Data Polda Metro Jaya menunjukkan peningkatan signifikan laporan kejahatan jalanan pada bulan Mei 2026, dengan 1.283 kasus yang dilaporkan dan 173 pelaku yang berhasil ditangkap. Jenis kejahatan paling dominan adalah pencurian dengan pemberatan, diikuti oleh pencurian kendaraan bermotor dan begal. Untuk menanggapi situasi tersebut, Polri membentuk Tim Pemburu Begal yang beroperasi 24 jam dan kini didukung oleh personel dari batalion tempur Kodam Jaya.
- Pasukan TNI berperan sebagai penegak kehadiran, membantu patroli, dan memberikan dukungan logistik.
- Penindakan hukum tetap berada di tangan Polri, termasuk proses penangkapan, penyidikan, dan penyidikan akhir.
- Koordinasi dilakukan melalui pertemuan rutin antara perwakilan Kodam Jaya, Polda Metro Jaya, dan Dinas Komunikasi dan Informatika DKI Jakarta untuk integrasi CCTV.

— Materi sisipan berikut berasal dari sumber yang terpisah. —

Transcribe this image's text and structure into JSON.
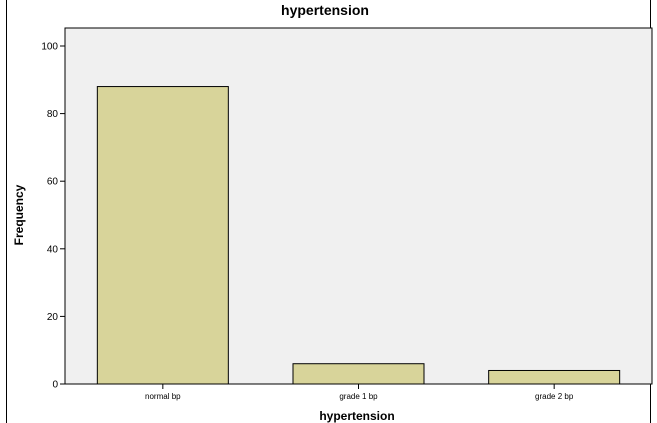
{
  "chart_data": {
    "type": "bar",
    "title": "hypertension",
    "xlabel": "hypertension",
    "ylabel": "Frequency",
    "categories": [
      "normal bp",
      "grade 1 bp",
      "grade 2 bp"
    ],
    "values": [
      88,
      6,
      4
    ],
    "ylim": [
      0,
      100
    ],
    "yticks": [
      0,
      20,
      40,
      60,
      80,
      100
    ],
    "grid": false,
    "bar_color": "#d8d49a",
    "plot_background": "#f0f0f0"
  }
}
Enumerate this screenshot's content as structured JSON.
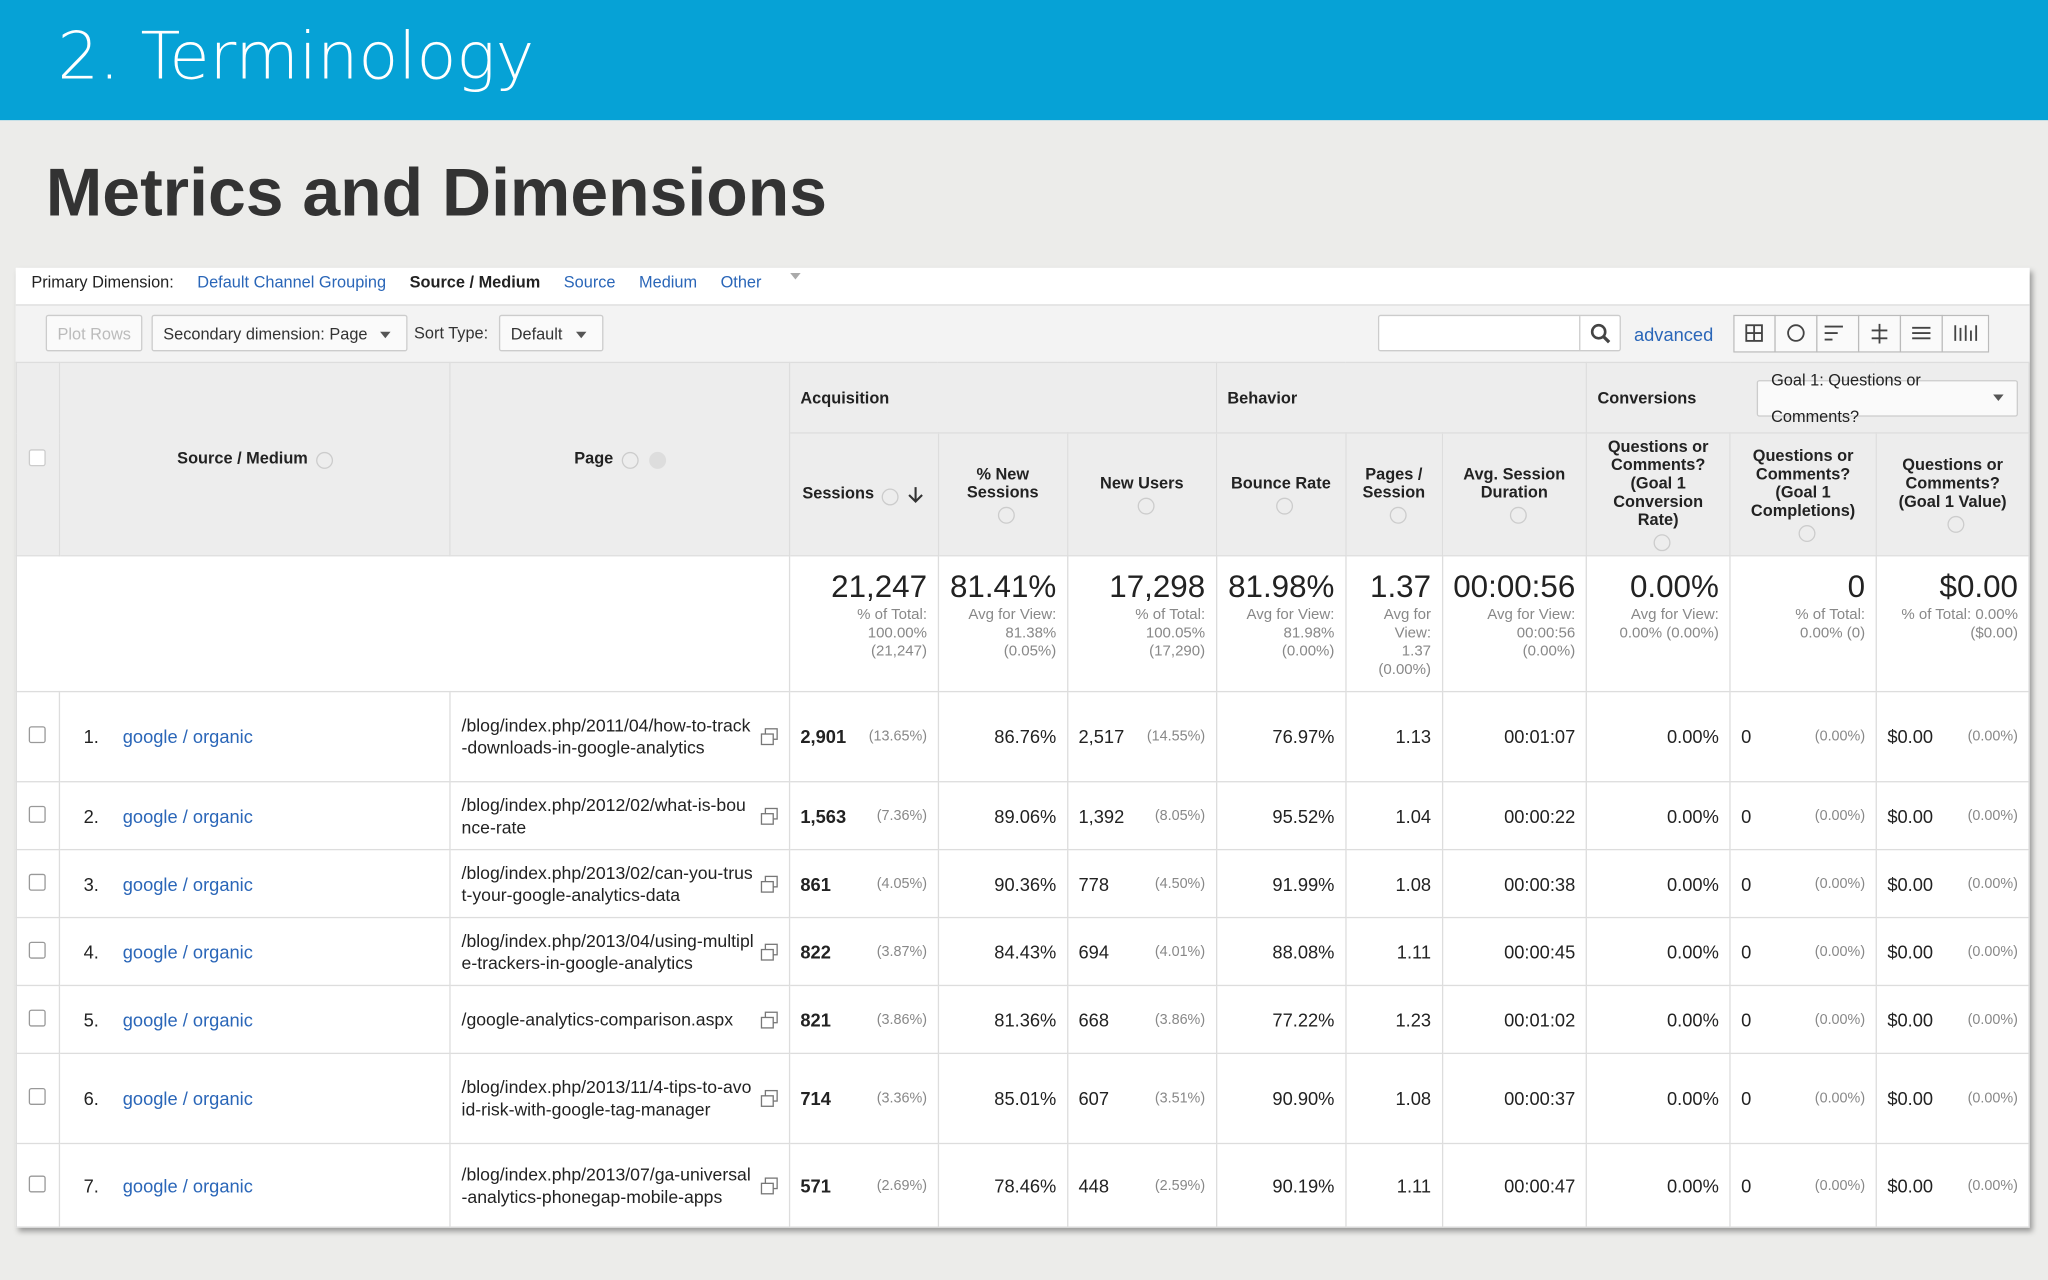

Para prajurit yang terlibat dilaporkan telah menerima pelatihan singkat mengenai prosedur penanganan warga sipil, penggunaan senjata non‑letal, serta protokol penyerahan tersangka kepada kepolisian. Dalam praktiknya, jika seorang prajurit menemukan aksi begal, mereka akan mengamankan pelaku bersama tim patroli Polri dan menyerahkannya kepada otoritas kepolisian untuk proses selanjutnya.
Penggunaan batalion tempur dalam operasi domestik menimbulkan perdebatan di kalangan pakar keamanan. Sebagian berpendapat bahwa kehadiran militer dapat menurunkan tingkat kejahatan secara cepat, sementara yang lain mengkhawatirkan potensi pelanggaran tugas (tupoksi) antara TNI dan Polri. Namun, semua pihak sepakat bahwa koordinasi yang kuat dan kepatuhan pada kerangka hukum menjadi kunci utama keberhasilan inisiatif ini.
Ke depan, Kodam Jaya berencana memperluas cakupan patroli ke wilayah rawan lainnya di DKI Jakarta, dengan menyesuaikan penempatan pasukan berdasarkan data intelijen kejahatan yang terus diperbarui. Diharapkan, sinergi antara TNI dan Polri dapat menurunkan angka kejahatan jalanan dan meningkatkan rasa aman masyarakat, khususnya pada jam-jam rawan malam hingga dinihari.
Kodam Jaya ikut turunkan batalion tempur untuk buru begal di Jakarta [titlebase] menjadi contoh konkret kebijakan keamanan yang responsif, menggabungkan kekuatan militer dan kepolisian demi menciptakan lingkungan yang lebih aman bagi warga kota metropolitan.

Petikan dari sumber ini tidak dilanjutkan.